After the patient is sedated for the procedure, the interventional radiologist uses image-guidance to place a catheter (a long, thin, hollow plastic tube) through the skin and into the abscess to allow for drainage of the infected fluid.
The doctor or nurse will remove your IV line before you go home.
This procedure is usually completed in 20 minutes to an hour.
Once in place, the catheter is connected to a drainage bag outside of your body. The catheter will remain in place until the fluid has stopped draining and your infection is gone. It may take several days to drain the abscess.
What will I experience during and after the procedure?
The doctor or nurse will attach devices to your body to monitor your heart rate and blood pressure.

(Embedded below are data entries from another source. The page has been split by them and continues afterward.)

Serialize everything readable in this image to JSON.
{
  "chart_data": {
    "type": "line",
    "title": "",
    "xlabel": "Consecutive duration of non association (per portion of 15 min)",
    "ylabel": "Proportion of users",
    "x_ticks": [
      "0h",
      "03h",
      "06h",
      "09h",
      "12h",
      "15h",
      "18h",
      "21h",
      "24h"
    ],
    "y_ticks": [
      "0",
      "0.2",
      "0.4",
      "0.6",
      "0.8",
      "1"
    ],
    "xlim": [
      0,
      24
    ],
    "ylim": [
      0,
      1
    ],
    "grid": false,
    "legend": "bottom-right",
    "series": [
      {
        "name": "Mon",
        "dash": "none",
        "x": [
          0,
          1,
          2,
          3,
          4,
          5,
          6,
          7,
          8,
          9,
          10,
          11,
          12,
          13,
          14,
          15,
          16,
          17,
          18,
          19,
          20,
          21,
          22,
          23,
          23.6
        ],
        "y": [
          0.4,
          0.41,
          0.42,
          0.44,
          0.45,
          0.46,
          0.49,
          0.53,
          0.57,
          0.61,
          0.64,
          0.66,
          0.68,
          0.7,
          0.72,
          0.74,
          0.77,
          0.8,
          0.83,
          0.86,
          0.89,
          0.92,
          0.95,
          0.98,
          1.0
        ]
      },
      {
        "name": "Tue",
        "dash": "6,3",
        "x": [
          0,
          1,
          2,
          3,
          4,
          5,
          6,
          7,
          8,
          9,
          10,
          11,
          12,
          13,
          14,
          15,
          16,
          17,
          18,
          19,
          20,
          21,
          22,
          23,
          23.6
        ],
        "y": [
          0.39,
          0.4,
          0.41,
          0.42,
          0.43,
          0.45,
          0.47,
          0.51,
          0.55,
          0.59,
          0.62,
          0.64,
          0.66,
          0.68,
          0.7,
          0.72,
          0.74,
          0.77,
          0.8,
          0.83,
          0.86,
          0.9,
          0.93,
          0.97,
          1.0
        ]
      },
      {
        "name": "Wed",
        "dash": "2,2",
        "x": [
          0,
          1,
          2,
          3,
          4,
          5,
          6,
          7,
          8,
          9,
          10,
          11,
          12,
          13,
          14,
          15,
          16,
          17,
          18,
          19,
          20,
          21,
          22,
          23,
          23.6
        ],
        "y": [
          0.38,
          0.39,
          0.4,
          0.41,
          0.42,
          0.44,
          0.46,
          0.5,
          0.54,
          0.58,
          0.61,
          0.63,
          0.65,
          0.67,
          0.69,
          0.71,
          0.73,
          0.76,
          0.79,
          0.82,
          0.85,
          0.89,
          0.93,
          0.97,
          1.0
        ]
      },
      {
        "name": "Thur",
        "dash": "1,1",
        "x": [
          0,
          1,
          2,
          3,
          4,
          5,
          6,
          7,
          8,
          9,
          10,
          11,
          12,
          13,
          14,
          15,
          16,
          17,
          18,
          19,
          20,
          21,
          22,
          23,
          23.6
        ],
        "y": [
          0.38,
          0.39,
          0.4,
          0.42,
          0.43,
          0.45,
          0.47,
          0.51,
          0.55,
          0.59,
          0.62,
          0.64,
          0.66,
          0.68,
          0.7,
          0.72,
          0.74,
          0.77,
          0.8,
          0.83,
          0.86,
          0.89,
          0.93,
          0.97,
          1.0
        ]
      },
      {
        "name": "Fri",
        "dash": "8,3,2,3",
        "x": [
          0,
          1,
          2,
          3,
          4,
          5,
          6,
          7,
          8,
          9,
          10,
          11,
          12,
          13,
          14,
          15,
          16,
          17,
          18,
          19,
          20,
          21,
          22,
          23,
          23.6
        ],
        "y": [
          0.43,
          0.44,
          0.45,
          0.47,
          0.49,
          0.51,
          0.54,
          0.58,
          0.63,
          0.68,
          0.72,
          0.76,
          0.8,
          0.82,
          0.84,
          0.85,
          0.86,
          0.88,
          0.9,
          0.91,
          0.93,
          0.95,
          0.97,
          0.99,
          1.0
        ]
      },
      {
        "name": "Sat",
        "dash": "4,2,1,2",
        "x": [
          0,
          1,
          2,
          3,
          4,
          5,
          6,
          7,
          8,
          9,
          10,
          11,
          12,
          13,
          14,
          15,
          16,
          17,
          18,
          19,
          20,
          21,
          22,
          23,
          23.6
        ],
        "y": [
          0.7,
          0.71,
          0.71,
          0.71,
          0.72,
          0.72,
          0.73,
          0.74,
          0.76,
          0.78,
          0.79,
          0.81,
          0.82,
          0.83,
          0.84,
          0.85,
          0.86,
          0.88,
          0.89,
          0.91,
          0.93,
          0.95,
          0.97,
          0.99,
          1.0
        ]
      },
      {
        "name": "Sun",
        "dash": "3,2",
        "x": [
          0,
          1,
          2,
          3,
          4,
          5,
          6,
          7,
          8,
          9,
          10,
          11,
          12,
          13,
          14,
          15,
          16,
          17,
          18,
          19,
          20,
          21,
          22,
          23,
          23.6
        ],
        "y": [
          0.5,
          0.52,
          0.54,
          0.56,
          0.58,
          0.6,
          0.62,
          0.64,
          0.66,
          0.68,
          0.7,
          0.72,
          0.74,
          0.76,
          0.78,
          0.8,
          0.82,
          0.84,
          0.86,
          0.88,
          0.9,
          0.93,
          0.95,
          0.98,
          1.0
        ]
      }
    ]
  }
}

You will feel a slight pinch when the nurse inserts the needle into your vein for the IV line and when they inject the local anesthetic. Most of the sensation is at the skin incision site. The doctor will numb this area using local anesthetic. You may feel pressure when the doctor inserts the catheter into the vein or artery. However, you will not feel serious discomfort.
If the procedure uses sedation, you will feel relaxed, sleepy, and comfortable. You may or may not remain awake, depending on how deeply you are sedated.
You will remain in the recovery room until you are completely awake and ready to be moved to your hospital bed.
In general, patients who undergo percutaneous abscess drainage will remain hospitalized for a few days. Further follow-up is usually done on an outpatient basis and you will be seen by your interventional radiologist at regular intervals to ensure that the healing process is proceeding according to plan. Once you have recovered and your interventional radiologist is satisfied that healing is complete, the catheter will be removed.
Who interprets the results and how do I get them?
After the procedure is complete, the interventional radiologist will tell you whether the procedure was a success.
What are the benefits vs. risks?
Benefits
- No surgical incision is necessary—only a small nick in the skin that does not need stitches.
- The procedure is minimally invasive and the recovery period is usually faster than after open surgical drainage.
Risks
- Any procedure that penetrates the skin carries a risk of infection. The chance of infection requiring antibiotic treatment appears to be less than one in 1,000.
- There is a very slight risk of an allergic reaction if the procedure uses an injection of contrast material.
- Very rarely, an adjacent organ may be damaged by percutaneous abscess drainage.
- Occasionally bleeding may occur.
- The catheter placed at the time of percutaneous abscess drainage may become blocked or displaced requiring manipulation or changing of the catheter. In addition, a very large or complex fluid collection may require more than one abscess drain.